The question of what is lost is one that might only be answered in the future, but we ignore it at our peril. LLMs can help learners overcome the struggle of the blank page, bypassing the creative process of ideating, but this may not be a positive development when we desperately need new, never before thought of ideas. Faculty who suspect that something significant is lost when students forego the creative process and avoid the creative struggle are intuitively on to something, even if they do not yet have all the data to prove how these tools undermine human learning.
Navigating Augmentation, Not Automation
The faculty we talk to neither refuse to use these tools, nor embrace them. They feel forced to confront them, to stand face-to-face with these artificially intelligent inventions, in part, because society rushes ahead without taking a thoughtful and deliberate approach to the implementation of new technologies in education. Many also worry that genAI will erode authentic assessment, as they see how genAI is being implemented in industry to replace human labour. But with all their concerns, many use genAI in their teaching process, seeing it as a tool for augmentation rather than automation.

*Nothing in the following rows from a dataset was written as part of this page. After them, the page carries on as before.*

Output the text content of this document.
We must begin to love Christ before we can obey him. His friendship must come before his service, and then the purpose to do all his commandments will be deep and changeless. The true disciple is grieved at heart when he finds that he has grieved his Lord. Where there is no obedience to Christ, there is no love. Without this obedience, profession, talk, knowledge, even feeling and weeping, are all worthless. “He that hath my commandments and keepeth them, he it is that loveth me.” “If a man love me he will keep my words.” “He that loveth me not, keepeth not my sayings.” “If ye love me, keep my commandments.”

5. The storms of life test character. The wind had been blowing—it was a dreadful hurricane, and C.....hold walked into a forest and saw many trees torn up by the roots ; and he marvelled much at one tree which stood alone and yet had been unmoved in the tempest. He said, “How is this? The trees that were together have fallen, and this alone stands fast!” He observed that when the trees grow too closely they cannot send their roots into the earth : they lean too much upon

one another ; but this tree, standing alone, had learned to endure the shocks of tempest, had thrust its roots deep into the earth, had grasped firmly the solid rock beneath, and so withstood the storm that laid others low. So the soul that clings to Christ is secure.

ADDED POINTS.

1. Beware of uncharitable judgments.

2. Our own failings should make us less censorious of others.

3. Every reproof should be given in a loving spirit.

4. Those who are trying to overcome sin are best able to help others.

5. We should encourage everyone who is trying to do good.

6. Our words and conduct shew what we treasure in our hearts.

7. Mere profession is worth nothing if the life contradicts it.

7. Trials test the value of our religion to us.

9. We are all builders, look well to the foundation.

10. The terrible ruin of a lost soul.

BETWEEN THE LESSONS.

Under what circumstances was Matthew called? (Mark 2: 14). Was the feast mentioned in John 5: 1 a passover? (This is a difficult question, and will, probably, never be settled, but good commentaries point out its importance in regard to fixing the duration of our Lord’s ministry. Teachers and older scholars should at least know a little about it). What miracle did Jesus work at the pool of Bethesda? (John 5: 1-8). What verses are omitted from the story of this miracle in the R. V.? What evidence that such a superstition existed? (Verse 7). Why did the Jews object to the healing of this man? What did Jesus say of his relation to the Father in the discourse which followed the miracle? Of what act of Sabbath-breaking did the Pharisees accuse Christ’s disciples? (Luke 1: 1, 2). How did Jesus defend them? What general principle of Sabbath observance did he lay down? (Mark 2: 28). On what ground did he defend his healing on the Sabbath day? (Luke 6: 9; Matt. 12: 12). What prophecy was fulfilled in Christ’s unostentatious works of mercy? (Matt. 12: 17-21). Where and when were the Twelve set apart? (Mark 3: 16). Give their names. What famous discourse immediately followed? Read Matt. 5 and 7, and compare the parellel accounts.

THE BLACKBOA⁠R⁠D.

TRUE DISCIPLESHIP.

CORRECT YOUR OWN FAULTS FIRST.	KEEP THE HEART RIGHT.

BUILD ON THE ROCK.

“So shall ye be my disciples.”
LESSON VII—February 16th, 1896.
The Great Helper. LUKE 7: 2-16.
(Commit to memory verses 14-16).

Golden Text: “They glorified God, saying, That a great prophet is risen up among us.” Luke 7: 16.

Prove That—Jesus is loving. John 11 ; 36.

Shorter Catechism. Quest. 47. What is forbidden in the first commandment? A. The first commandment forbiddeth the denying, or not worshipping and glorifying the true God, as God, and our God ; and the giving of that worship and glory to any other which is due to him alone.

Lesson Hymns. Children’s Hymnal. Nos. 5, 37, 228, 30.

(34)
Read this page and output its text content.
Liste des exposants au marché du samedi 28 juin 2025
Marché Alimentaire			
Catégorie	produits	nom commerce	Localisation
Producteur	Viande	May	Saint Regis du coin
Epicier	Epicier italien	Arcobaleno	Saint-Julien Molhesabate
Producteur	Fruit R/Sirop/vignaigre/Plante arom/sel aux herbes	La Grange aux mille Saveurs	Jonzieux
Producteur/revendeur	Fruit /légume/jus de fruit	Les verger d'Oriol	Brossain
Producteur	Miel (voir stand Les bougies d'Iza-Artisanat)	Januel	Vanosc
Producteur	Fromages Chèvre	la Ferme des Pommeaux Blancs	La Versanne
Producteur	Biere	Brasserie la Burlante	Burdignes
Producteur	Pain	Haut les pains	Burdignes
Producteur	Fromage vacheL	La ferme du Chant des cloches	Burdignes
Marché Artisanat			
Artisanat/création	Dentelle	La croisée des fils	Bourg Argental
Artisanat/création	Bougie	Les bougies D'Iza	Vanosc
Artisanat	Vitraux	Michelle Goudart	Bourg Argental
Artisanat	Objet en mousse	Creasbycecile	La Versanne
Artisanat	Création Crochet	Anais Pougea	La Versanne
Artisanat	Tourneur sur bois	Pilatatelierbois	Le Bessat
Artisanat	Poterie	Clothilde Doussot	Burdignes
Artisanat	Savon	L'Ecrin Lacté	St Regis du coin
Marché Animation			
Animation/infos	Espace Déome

To draw higher-order learning from students, faculty must account for the abilities of these powerful and evolving tools while simultaneously making students conscious of the compromises being made. Implementing AI in education elevates the importance of judgment, empathy, interpersonal skills, instructional design, and assessment planning.
This was one of the most profound insights we heard: Generative AI tools are amazing, but a human being moving from ignorance to mastery is infinitely more fascinating. GenAI can augment teaching practice by increasing student engagement, but human students still need to learn how to learn, and the erosion of expertise remains, for the faculty we talk to, their biggest concern.